# 0 Spark Session

Before working with Spark, we need an entry point. The so called *Spark Session* allows us to create DataFrames etc.

In [1]:
from pyspark.sql import SparkSession

if not 'spark' in locals():
    spark = SparkSession.builder \
        .master("local[*]") \
        .config("spark.driver.memory","4G") \
        .getOrCreate()

spark

# PySpark Introduction

This introdactionary Jupyter notebook is  intended to provide a self-learning basis for getting started with Apache Spark with Python. It contains all basic operations (transofmrations, filtering, joins, grouping and aggregation) and serves as a small reference for later training exercises.

## Organisation

The Notebook contains multiple sections, each with a small introduction on the specific topic, some PySpark example code and some small exercises, where you can directly apply the newly learned material.

## Prerequisites
You need a Jupyter Notebook environment with an embedded Spark context. You might need to ask your administrator to setup an appropiate environment. Moreover some small test data is also required to be at a location accessible from Spark.

In [None]:
# Set the base directory according to your environment
basedir = "s3://dimajix-training/data/"

# 1. Reading Data

For working with data, we need to get some data first. Spark supports various file formats, we will use CSV in the following example.
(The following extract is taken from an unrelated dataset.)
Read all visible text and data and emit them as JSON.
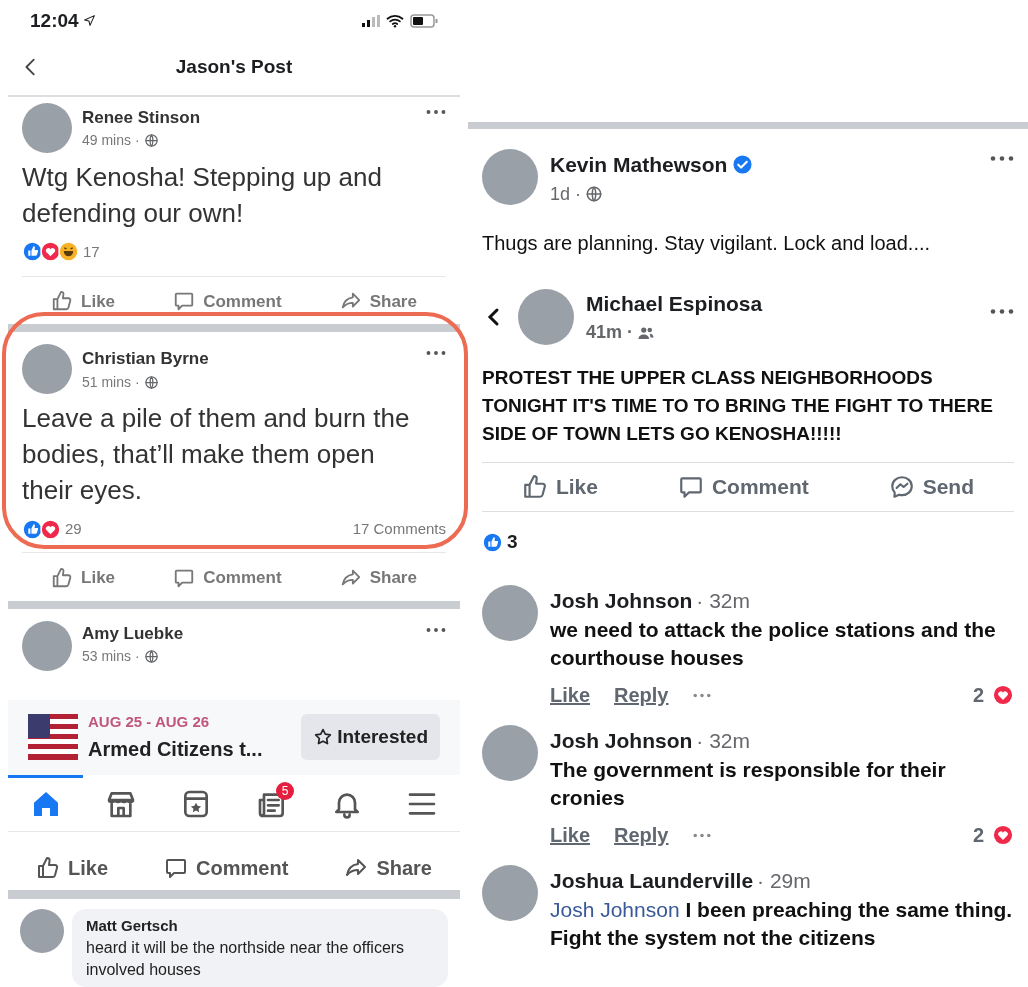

The entrypoint for creating Spark objects is an object called `spark` which is provided in the notebook and read to use. We will read a file containing some informations on a couple of persons, which will serve as the basis for the next examples.

## Inspecting Data

The read operation returns a so called Spark *DataFrame* object. This object is similar to a table, it contains rows of records, which all conform to a common schema with named columns and specific types. On the surface it heavily borrows concepts from Pandas DataFrames or R DataFrames, although the syntax and many operations are syntactically very different.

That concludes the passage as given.